One of the hero ingredients in the Plate of Origin 2016 dish by Chim Choo Ree and The Strong Room is Cilantro Cheese, and although it’s a small business it sure stands tall with it’s unique design and taste. 

The brainchild of Jenny and Monica, Cilantro Cheese is the what happens when you combine two scientists and a gift of cheese making kit for Christmas! Specialising in goat and sheep’s milk cheeses, the duo were both working at AgResearch until seven years ago, when circumstances meant less time at work and more time getting out the cheese-making gift Jenny had received for Christmas.

The cheese-making started out as a bit of a hobby, one extremely well received by family and friends of the duo. Monica, who has lived in Italy and Brazil, developed a love for the sheep and goat’s cheeses that are so popular overseas. However, to Monica’s disappointment, when arriving in New Zealand she discovered cheese from any animal that wasn’t a dairy cow was practically unheard of.


“We used to not tell people what kind of cheese it was until after they had tasted it, because the idea that it was from a goat instead of a cow put them off”, explains Monica. “The goat’s milk is so fresh it attributes to the flavour of our cheese greatly, it gives it a more lemony flavour”, adds Jenny.

For now Cilantro is only producing small quantities, due to Jenny and Monica not being full time cheese-makers and because of the lack of sheep’s milk being produced in New Zealand. Thankfully the goat’s milk is readily in supply from a goat farm only 12km down the road.

Cam Farmilo from Chim Choo Ree in Hamilton has been using this artisan product for some time, and it’s fair to say he’s one of their biggest fans.  “Cilantro cheese has been a part of my menus for the past 5 years, it is extremely versatile and most of all it’s flavor is second to none, its always great to have such an amazing local producer to work with” says Cam.  


Some expansion is on the brain for Cilantro. “One day per week is devoted to product development. It’s the opportunity to trial new flavours and formulas for the cheeses”.

When asked “Why cheese?” the answer was simple; they love cheese! The perfect mix of science and art for a pair of talented women.
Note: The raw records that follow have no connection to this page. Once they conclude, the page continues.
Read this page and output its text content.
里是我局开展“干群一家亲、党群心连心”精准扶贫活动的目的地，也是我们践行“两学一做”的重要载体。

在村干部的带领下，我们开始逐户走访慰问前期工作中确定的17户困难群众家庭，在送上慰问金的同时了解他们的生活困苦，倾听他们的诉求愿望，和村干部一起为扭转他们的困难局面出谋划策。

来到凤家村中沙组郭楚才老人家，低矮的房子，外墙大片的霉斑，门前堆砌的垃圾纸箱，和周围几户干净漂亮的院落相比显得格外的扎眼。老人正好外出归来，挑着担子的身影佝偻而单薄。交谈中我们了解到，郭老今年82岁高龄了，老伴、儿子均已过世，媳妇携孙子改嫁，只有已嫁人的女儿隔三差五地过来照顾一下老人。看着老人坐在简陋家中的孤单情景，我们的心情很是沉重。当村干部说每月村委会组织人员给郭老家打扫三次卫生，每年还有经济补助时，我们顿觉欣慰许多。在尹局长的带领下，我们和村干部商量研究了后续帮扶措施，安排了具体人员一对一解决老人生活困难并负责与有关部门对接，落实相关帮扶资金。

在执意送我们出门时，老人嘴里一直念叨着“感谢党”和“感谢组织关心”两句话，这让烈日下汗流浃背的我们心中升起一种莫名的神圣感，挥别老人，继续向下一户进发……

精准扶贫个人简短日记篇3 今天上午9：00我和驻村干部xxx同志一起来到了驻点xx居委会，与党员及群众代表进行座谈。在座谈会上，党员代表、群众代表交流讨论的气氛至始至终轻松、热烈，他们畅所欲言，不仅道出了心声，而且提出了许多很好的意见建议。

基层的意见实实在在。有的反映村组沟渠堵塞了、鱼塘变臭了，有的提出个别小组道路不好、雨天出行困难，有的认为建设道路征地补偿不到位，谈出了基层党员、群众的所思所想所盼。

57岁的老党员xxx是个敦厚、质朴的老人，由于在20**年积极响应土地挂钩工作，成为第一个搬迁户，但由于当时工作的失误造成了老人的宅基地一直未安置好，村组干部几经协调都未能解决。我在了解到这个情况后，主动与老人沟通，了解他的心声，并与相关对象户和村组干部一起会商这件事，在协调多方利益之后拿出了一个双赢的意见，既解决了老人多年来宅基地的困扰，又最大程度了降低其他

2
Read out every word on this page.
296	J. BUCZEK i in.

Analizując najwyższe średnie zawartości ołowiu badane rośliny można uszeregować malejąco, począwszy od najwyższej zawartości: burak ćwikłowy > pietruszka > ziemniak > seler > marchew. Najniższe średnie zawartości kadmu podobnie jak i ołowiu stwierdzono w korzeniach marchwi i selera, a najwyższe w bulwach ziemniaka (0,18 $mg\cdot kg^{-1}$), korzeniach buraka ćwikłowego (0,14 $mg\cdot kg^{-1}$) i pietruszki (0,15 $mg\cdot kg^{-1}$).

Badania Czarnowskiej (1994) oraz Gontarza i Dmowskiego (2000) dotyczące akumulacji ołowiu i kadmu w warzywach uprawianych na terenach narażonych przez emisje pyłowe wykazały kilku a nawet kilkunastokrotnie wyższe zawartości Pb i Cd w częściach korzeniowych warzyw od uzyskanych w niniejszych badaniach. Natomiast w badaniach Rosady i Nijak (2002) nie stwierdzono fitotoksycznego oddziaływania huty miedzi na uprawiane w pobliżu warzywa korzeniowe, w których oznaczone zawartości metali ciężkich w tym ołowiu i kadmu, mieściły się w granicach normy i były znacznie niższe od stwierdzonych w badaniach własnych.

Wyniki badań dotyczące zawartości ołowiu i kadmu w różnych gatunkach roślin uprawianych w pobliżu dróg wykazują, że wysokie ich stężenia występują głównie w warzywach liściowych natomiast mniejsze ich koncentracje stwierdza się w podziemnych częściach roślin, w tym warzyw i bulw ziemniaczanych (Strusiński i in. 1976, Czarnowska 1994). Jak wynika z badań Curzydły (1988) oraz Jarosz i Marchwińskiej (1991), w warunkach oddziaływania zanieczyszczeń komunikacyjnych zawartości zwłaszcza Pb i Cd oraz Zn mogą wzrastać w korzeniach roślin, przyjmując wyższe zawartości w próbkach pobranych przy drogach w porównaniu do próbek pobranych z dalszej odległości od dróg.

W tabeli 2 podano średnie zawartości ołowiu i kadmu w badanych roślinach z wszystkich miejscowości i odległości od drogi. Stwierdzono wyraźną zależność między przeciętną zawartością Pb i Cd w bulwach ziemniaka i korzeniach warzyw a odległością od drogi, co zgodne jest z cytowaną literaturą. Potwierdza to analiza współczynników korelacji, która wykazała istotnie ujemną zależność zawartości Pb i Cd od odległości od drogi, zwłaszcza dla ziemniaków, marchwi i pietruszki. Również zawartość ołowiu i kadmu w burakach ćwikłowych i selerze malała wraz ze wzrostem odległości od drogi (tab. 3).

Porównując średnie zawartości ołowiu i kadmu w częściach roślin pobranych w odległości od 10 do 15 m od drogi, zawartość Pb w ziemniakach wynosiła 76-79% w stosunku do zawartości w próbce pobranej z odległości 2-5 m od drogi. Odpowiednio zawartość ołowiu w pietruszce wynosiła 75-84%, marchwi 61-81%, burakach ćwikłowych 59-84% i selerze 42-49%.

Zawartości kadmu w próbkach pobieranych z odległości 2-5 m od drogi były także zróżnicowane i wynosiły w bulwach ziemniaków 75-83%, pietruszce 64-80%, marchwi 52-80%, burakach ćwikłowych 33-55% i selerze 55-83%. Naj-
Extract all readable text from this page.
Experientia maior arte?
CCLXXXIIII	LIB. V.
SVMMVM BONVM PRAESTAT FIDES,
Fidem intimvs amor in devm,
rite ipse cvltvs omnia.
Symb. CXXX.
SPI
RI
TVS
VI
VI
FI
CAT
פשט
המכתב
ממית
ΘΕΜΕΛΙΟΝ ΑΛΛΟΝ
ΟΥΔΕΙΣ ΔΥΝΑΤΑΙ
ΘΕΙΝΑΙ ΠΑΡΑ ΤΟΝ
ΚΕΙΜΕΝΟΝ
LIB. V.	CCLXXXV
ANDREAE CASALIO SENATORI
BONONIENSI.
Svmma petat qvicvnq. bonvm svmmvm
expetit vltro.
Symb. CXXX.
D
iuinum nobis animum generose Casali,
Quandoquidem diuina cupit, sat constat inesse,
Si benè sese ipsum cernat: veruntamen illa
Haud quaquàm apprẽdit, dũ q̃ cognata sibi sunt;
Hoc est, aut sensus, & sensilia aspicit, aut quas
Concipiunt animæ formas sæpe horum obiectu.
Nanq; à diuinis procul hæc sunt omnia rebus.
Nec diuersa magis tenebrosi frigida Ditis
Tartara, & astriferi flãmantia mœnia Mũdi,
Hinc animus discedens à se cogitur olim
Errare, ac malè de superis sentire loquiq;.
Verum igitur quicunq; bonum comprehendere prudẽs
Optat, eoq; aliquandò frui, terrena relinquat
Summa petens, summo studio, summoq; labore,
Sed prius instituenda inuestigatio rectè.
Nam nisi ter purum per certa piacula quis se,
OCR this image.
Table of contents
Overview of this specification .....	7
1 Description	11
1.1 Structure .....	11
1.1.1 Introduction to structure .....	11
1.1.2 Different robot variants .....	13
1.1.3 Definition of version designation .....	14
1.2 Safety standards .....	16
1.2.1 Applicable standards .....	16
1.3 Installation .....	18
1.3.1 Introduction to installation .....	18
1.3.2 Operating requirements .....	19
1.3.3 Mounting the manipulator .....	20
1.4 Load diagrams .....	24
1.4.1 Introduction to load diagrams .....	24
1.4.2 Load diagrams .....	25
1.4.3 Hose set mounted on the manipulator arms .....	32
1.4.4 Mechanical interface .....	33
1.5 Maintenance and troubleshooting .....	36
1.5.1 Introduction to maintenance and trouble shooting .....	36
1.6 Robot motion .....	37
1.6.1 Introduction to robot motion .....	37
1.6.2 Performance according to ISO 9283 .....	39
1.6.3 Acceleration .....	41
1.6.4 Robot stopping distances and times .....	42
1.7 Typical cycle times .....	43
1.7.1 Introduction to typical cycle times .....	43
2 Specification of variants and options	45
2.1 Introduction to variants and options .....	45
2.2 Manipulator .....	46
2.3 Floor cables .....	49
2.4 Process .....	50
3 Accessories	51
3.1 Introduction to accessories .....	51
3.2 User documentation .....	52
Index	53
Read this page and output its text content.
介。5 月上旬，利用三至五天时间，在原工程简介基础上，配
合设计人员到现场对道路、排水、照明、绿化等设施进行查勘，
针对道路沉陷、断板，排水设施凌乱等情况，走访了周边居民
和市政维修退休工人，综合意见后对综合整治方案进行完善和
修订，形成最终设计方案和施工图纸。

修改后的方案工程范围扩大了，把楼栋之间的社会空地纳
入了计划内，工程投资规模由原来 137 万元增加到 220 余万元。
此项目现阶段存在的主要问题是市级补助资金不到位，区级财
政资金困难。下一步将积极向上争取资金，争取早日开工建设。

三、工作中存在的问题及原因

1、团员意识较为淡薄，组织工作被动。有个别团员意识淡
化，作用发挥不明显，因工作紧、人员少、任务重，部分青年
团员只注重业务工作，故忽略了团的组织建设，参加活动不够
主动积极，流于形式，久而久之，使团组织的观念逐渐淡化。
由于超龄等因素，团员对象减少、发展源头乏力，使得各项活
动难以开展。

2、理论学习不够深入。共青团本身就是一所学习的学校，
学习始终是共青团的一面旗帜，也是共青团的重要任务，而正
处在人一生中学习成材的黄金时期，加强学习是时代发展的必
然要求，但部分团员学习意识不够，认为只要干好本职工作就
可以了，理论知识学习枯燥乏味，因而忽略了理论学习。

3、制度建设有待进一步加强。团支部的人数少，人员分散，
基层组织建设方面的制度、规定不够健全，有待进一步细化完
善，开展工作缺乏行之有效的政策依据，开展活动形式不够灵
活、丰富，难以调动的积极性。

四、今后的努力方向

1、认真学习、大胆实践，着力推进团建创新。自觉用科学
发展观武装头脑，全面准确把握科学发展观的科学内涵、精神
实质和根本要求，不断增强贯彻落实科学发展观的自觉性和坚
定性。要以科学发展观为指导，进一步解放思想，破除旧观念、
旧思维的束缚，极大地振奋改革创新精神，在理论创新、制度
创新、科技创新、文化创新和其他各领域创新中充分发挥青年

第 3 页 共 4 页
Cilantro is looking at giving opportunity to someone who may not have otherwise had the chance. “The process of cheese making can be repetitive and is very hygiene focused. It would be a position suited to someone who, for whatever reason, has exceptional attention to detail” explains Jenny. “Someone strong too! There’s quite a lot of heavy lifting involved so that would be helpful”, Monica adds.